In the building products platforms I’ve worked inside and watched closely, the operating model that produced fast add-on velocity was almost always the same operating model that produced indistinguishable add-on portfolios — and when the time came to triage, the platform that scaled fastest was usually the one whose individual acquisitions were hardest to separate from each other.
What the Add-On Density Atlas now substantiates
Industrial Patterns Add-On Density Atlas — Building Materials, Second Edition, maps where add-on opportunities concentrate geographically and how the establishment footprint has shifted over the five-year window through 2023. The atlas does not answer the triage question directly — it does not tell an operator which of their owned add-ons to keep and which to let go. What it does is substantiate the underlying market-density question the triage decision presupposes: which segments and counties currently support continued add-on stacking with density behind them, and which have thinned over the prior cycle. For a platform pivoting from indiscriminate stacking to selective triage, the geographic-density evidence substantiates which add-ons currently sit in markets where the underlying density supports continued operation and which sit in markets where the density has eroded — a substrate the operating model alone cannot produce.
The mid-tier building products platforms I watched try to triage add-on portfolios mid-hold did so without geographic evidence to substantiate which markets had thinned and which had thickened — and the operators who got it right usually built the evidence themselves through patient market observation. Having an external descriptive substrate against which to read the platform’s own portfolio is not a substitute for that operator-level judgment; it is the precondition that lets the platform-and-add-on selection criteria the buy-and-build literature distinguishes get applied retroactively to the portfolio as it actually sits.
The empirical determinants from the academic literature
Hammer, Knauer, Pflücke and Schwetzler’s 2017 study of 9,548 buyouts and 4,937 add-on acquisitions across 86 countries over 16 years establishes the empirical foundation for the triage question: “add-on propensity depends on sponsor reputation, firm size, M&A experience, industry fragmentation and financing conditions.” Two of those determinants are exactly the variables the 2026 environment has reshaped. Fragmentation has compressed in segments where consolidation succeeded; the scale-curve exhaustion traced in the first building products diptych is the same dynamic the academic literature predicts will compress add-on activity. Financing conditions have tightened against the prior decade; the 12 percent EBITDA-growth requirement that 12 Is the New 5 traces is the operating consequence of the same financing-condition shift.
The academic literature therefore predicts the very condition Bain is now describing operationally: add-on activity should be slowing, and the portfolios built under the prior environment now have to triage from a base that was optimized for a different set of fragmentation and financing assumptions.
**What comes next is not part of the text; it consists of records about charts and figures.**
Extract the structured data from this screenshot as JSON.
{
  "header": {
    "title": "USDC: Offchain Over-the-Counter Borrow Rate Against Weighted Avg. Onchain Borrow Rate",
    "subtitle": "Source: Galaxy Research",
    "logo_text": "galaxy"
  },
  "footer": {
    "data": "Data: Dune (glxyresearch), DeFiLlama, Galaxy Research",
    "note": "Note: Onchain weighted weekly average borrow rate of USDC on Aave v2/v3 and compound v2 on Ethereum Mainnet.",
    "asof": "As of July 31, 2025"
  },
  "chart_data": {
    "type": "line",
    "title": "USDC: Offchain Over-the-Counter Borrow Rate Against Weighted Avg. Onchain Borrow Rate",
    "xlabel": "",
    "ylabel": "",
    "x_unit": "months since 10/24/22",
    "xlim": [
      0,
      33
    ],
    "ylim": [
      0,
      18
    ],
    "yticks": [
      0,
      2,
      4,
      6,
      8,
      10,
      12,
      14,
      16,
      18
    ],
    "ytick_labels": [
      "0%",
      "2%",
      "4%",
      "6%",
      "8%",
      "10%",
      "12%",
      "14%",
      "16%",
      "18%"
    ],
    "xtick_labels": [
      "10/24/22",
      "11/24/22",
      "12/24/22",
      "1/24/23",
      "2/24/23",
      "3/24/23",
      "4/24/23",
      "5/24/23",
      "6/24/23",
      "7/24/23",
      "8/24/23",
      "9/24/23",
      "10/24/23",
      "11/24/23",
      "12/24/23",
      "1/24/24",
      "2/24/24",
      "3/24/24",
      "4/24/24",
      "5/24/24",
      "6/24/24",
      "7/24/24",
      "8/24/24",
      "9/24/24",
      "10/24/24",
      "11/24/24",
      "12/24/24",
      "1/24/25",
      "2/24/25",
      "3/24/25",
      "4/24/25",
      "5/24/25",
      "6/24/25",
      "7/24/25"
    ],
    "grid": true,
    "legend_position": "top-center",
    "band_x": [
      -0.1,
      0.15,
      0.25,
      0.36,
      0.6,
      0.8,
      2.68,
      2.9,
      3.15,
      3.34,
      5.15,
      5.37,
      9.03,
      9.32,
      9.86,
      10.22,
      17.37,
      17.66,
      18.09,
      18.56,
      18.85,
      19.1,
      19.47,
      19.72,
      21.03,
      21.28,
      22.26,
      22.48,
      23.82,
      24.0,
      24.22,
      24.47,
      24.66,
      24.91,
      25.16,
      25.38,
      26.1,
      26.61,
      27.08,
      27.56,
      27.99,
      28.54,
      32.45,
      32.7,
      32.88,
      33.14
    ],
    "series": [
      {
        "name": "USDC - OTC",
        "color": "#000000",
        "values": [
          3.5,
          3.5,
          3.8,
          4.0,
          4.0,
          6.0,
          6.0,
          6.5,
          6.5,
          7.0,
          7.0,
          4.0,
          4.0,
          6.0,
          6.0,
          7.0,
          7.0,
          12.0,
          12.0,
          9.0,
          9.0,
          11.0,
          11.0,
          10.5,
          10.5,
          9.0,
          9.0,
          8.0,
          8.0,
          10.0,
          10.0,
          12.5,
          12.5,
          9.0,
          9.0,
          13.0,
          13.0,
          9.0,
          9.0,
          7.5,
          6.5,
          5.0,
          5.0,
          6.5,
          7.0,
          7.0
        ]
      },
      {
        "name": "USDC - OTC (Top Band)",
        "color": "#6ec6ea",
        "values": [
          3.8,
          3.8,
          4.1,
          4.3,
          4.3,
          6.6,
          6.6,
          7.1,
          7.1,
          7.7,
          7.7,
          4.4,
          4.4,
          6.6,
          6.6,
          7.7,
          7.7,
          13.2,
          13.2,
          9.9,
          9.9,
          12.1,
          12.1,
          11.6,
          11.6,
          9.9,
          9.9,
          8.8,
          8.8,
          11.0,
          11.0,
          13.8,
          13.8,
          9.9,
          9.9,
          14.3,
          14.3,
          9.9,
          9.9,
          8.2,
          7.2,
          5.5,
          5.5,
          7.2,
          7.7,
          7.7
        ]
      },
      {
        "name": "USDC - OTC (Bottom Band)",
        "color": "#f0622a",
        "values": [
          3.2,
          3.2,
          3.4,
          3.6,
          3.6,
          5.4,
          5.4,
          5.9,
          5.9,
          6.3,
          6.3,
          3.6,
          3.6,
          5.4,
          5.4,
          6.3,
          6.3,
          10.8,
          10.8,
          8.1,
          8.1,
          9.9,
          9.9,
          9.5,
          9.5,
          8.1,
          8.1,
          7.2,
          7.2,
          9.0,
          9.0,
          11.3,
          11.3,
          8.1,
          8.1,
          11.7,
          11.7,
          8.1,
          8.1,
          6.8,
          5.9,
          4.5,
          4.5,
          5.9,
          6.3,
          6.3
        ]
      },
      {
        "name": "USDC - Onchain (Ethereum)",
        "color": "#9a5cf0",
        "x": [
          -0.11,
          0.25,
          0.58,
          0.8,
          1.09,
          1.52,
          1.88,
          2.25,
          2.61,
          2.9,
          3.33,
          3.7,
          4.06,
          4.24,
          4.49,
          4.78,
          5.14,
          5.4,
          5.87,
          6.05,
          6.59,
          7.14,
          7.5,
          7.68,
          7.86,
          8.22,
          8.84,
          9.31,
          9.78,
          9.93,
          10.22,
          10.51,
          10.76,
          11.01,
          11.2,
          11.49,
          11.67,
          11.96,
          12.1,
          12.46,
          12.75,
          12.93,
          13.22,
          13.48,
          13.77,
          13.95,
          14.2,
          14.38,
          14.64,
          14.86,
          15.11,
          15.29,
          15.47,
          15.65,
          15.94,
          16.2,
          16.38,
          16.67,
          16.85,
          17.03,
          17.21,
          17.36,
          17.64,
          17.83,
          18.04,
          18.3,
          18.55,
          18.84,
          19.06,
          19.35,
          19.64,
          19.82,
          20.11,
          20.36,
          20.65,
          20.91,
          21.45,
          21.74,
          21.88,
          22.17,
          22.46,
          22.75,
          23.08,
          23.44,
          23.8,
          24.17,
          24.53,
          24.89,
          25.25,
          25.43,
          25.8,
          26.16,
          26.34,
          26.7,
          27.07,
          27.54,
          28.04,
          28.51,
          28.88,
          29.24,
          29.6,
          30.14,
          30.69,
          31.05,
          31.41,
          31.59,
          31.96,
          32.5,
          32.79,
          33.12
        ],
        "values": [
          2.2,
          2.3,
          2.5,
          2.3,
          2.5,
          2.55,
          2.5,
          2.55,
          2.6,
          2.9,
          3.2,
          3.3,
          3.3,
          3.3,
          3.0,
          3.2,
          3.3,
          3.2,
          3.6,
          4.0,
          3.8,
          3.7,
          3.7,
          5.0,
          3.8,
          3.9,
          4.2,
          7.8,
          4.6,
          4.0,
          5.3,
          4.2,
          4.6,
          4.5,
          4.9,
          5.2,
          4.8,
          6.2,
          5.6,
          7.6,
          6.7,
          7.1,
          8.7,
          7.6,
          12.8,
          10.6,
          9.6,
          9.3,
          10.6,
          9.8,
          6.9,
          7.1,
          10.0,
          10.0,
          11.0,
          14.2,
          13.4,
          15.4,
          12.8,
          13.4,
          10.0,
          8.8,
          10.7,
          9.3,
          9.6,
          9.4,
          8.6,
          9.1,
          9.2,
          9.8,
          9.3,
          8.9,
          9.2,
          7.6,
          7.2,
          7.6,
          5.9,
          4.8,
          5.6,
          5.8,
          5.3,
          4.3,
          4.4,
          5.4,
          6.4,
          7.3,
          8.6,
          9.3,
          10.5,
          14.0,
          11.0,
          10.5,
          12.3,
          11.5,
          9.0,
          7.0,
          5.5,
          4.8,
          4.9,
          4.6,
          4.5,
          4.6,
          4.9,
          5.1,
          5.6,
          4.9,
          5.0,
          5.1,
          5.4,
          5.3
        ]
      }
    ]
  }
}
The mid-tier building products platforms holding those portfolios are not facing an unprecedented operating problem; they are facing a predictable consequence of the conditions that produced the 76% velocity environment in the first place.
What 2026 settles
Selective triage in add-on portfolios is not a strategic posture; it is an operating discipline that determines whether the platform can identify its own winners — and the mid-tier building products platforms that scaled fastest in the 76% add-on environment are usually the ones whose own portfolios are now hardest for them to read.